Part of Advances in Neural Information Processing Systems 34 (NeurIPS 2021)
Yegor Klochkov, Nikita Zhivotovskiy
The sharpest known high probability generalization bounds for uniformly stable algorithms (Feldman, Vondrak, NeurIPS 2018, COLT, 2019), (Bousquet, Klochkov, Zhivotovskiy, COLT, 2020) contain a generally inevitable sampling error term of order $\Theta(1/\sqrt{n})$. When applied to excess risk bounds, this leads to suboptimal results in several standard stochastic convex optimization problems. We show that if the so-called Bernstein condition is satisfied, the term $\Theta(1/\sqrt{n})$ can be avoided, and high probability excess risk bounds of order up to $O(1/n)$ are possible via uniform stability.
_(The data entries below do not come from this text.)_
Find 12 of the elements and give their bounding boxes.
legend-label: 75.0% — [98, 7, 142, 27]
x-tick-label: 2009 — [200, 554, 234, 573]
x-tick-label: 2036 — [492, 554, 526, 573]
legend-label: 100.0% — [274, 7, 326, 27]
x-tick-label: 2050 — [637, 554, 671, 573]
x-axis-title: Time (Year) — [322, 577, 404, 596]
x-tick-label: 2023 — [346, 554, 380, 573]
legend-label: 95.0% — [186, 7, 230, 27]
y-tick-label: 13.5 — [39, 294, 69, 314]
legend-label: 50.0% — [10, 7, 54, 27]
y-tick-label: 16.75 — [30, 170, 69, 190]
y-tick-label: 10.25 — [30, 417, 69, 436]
Using this result, we show a high probability excess risk bound with the rate $O(\log n/n)$ for strongly convex and Lipschitz losses valid for \emph{any} empirical risk minimization method. This resolves a question of Shalev-Shwartz, Shamir, Srebro, and Sridharan (COLT, 2009). We discuss how $O(\log n/n)$ high probability excess risk bounds are possible for projected gradient descent in the case of strongly convex and Lipschitz losses without the usual smoothness assumption.